Born and brought up in a small town near Chenab Nagar in Punjab, Sitara Brooj Akbar is the eldest of her five siblings. At a young age, she developed a habit of questioning everything taking nothing for granted, according to her father Brooj Akbar.
When traditional school-based learning became impossible, her father “had to open a private school (Star Academy, Rabwah) for her because no other school was willing to keep her,” Akbar stated while talking to The Express Tribune. She left traditional schools by the third grade when her teachers began to feel irritated and uneasy.
She recently took the IELTS (International English Language Testing System) test where she scored a 7 band out of 9. The score is required by most international universities and colleges for admission in postgraduate degree programmes.
The only reason she took the test to begin with was to get an informed idea of where she stood at the international level concerning English.
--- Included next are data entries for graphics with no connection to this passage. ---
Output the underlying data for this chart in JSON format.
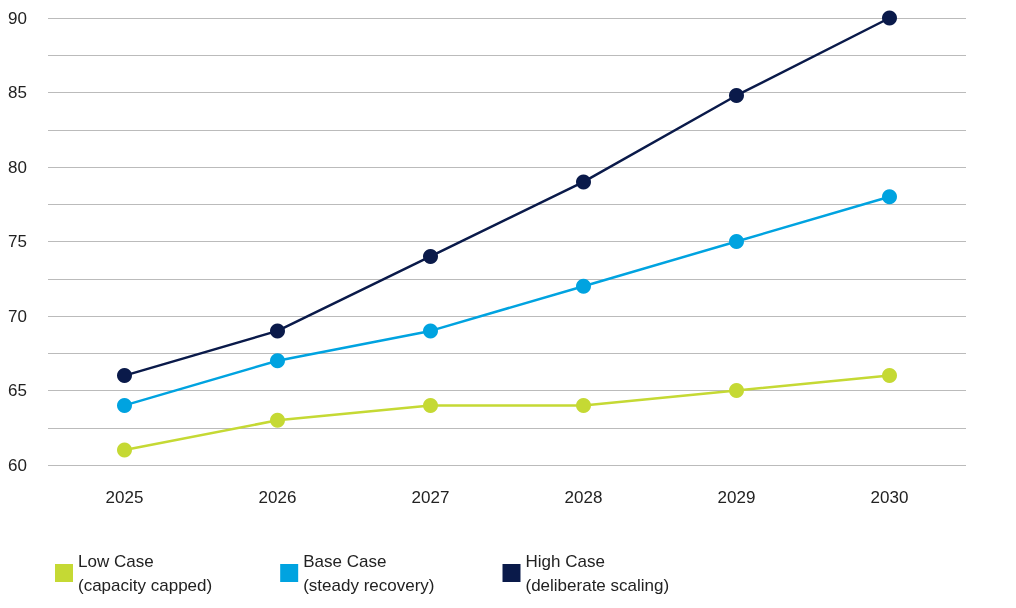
{
  "chart_data": {
    "type": "line",
    "categories": [
      "2025",
      "2026",
      "2027",
      "2028",
      "2029",
      "2030"
    ],
    "series": [
      {
        "name": "Low Case (capacity capped)",
        "color": "#c5d934",
        "values": [
          61,
          63,
          64,
          64,
          65,
          66
        ]
      },
      {
        "name": "Base Case (steady recovery)",
        "color": "#00a3e0",
        "values": [
          64,
          67,
          69,
          72,
          75,
          78
        ]
      },
      {
        "name": "High Case (deliberate scaling)",
        "color": "#0a1a4a",
        "values": [
          66,
          69,
          74,
          79,
          84.8,
          90
        ]
      }
    ],
    "ylim": [
      60,
      90
    ],
    "yticks": [
      60,
      {
        "value": 62.5,
        "label": null
      },
      65,
      {
        "value": 67.5,
        "label": null
      },
      70,
      {
        "value": 72.5,
        "label": null
      },
      75,
      {
        "value": 77.5,
        "label": null
      },
      80,
      {
        "value": 82.5,
        "label": null
      },
      85,
      {
        "value": 87.5,
        "label": null
      },
      90
    ],
    "grid": "y",
    "legend": "bottom left",
    "marker": "circle",
    "line_style": "solid"
  }
}
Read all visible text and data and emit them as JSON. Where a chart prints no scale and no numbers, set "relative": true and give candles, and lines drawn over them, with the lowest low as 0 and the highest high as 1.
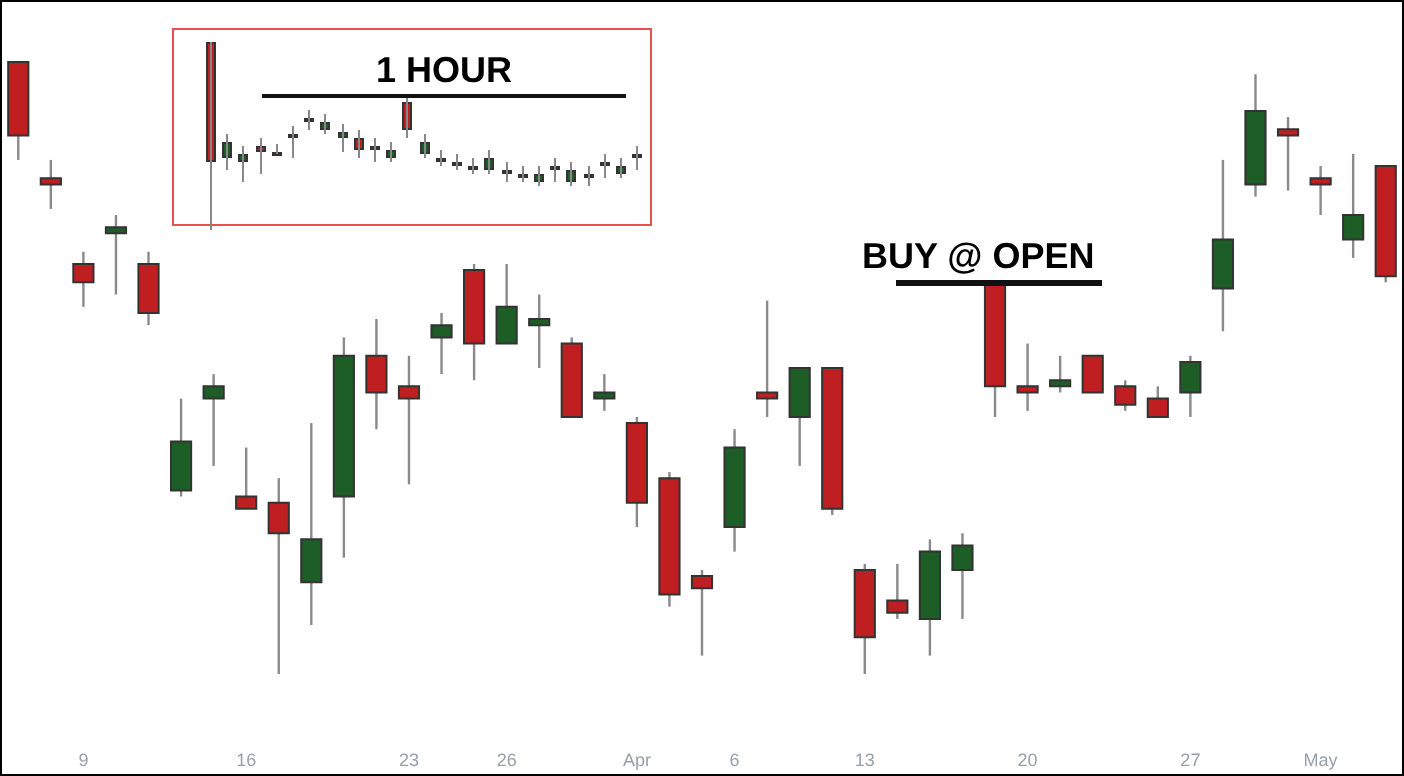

Sitara speaks English with the confidence of an adult, giving speeches in front of large audiences at the tender age of five. Asked about the causes behind her academic excellent, the 11-year old replied simply: “You have to teach your children at a young age; that is the age for learning. If you do not teach them at that age, then it is all useless.”
But Sitara’s ambitions have only just begun: she hopes to become a scientist and chemistry in particular has captivated her. “Chemistry is an entirely different world altogether,” she said while maintaining her love and interest in physics and other sciences at all. Her idols include Dr Abdus Salam, the country’s sole Nobel laureate in Physics who she hopes to emulate in the not so distant future.
Universities and higher education institutions have not recognised her ability and talents, however, and she has been refused admission for higher education for being below the minimum age required for admission. The British Council allowed her to sit for the IELTS test only her family wrote to them, explaining the special circumstances, Akbar clarified.
She is currently enrolled as an A-levels student at Beaconhouse School Faisalabad. “After this, I want to find a place in some good university and specialize in one of the sciences,” Sitara stated.
Her younger sister, Mahpara Komal, 10, was also refused by both Punjab University and Aga Khan University to appear in their entrance examinations, since she was four years short of the minimum age.
“Now she too is preparing for O-levels,” Sitara said. “She copies me.”
Published in The Express Tribune, December 6th, 2011.